S’il y avait bien deux personnes peu réceptives aux charmes adolescents de l’endroit, c’étaient le vieux Oates et son fils.
Le Vieux, qui connaissait ces eaux comme sa poche, savait qu’il y avait un anneau protégé où il pouvait amarrer le Mako, à droite juste après la jetée, même si plus personne ne l’utilisait de nos jours.
Jack Taggart les attendait, debout sous la pluie, sa mèche blonde trempée sur ses lunettes ruisselantes.
« Salut Jack, dit le Vieux en mettant pied à terre. Ça secoue drôlement ce soir.
— Bonjour, monsieur », dit Taggart, qui ne donnait du « monsieur » à personne, en serrant la grande paluche du Vieux. Elle était froide et moite après avoir tenu la barre si longtemps, mais le Vieux avait encore plus de poigne que lui. « Salut, Hunter.
— Salut. »
Taggart était le pote de Darrell, pas celui de son frère. Hunter ne l’aimait pas. Il lui trouvait un air malsain d’ado attardé avec ses cheveux blonds, ses joues roses et ses lunettes.
« T’as la caisse ? demanda le Vieux.
— Ouais, elle vous attend sur le parking. Remettez-la à la même place au retour et laissez les clés dans le pot d’échappement.
— Rentre chez toi. Tu ne nous as pas vus.
— Bien sûr. »
Taggart les salua d’un signe de tête et s’éloigna dans la nuit qui commençait à tomber.
« Connard, lâcha Hunter. Jamais compris ce que Darrell lui trouvait. »
Le Vieux ne fit aucun commentaire.
« Le gamin, il s’est peut-être réfugié sur Cedar Island, expliqua le deputy Ron Winslette dans le haut-parleur. En tout cas, quelqu’un a séjourné dans une des maisons de l’île récemment. On a aussi trouvé des traces de sang dans le séjour et du coton imbibé dans une poubelle de la salle de bains.
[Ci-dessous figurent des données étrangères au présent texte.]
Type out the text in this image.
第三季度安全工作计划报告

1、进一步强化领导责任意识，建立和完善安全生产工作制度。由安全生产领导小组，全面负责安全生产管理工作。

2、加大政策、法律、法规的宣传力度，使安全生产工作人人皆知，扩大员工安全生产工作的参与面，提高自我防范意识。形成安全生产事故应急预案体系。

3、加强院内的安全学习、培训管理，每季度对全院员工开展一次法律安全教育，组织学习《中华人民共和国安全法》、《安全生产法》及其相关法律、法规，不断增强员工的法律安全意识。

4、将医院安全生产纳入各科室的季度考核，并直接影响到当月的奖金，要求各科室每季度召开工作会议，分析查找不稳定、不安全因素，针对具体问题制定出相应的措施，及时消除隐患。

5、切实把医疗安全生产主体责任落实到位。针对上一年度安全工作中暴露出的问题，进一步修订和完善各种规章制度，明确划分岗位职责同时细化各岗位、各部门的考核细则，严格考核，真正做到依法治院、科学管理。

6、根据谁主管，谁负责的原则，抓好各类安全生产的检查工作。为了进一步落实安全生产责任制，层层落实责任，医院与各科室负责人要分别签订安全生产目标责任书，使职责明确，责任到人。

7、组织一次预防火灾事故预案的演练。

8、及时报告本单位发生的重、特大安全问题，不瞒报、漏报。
Du sang même pas sec. Il est peut-être blessé.
— Continuez de fouiller les maisons de l’île, ordonna Krueger. Et soyez prudents… Je ne crois pas qu’il soit armé, mais on ne sait jamais. Je ne peux pas vous envoyer de renforts pour le moment, pas avec ce qui se passe ici… Tous les effectifs sont à leurs postes, je n’ai personne, Ron. Mais je vais prévenir la Washington State Patrol.
— Bien reçu. Terminé. »
Krueger coupa la communication et regarda Platt, qui lui fit un clin d’œil à la Philip Seymour Hoffman.
« Vivant. »
J’avais traîné le Zodiac à travers les flaques d’eau, jusqu’à l’endroit où les vagues s’écroulaient bruyamment sur le sable. Au large, la mer était couverte de crêtes blanches et je savais que ça allait secouer. Avant de tirer la remorque hors du garage, j’avais vérifié qu’il y avait suffisamment de carburant dans le réservoir. À présent, trempé jusqu’aux os, je grelottais.
Je suis revenu dans la maison et j’ai attrapé le téléphone fixe dans l’entrée.
Je crois que je tremblais de froid mais aussi de peur. J’avais peur de ce que j’allais entendre — peur de la vérité. Mon cerveau envoyait des signaux de panique dans tout mon corps et ma main n’en finissait plus de trembler sur le téléphone.
Je me suis souvenu comment Liv et France m’avaient toujours affirmé qu’elles avaient coupé les ponts avec leurs familles respectives à cause de leur mode de vie « non conventionnel », mais je commençais à me demander si ça aussi, ce n’était pas un bobard. Pour la première fois, je les voyais d’une manière différente. J’essayais de deviner derrière chacun de leurs gestes, de leurs regards des intentions cachées, des mensonges, des secrets…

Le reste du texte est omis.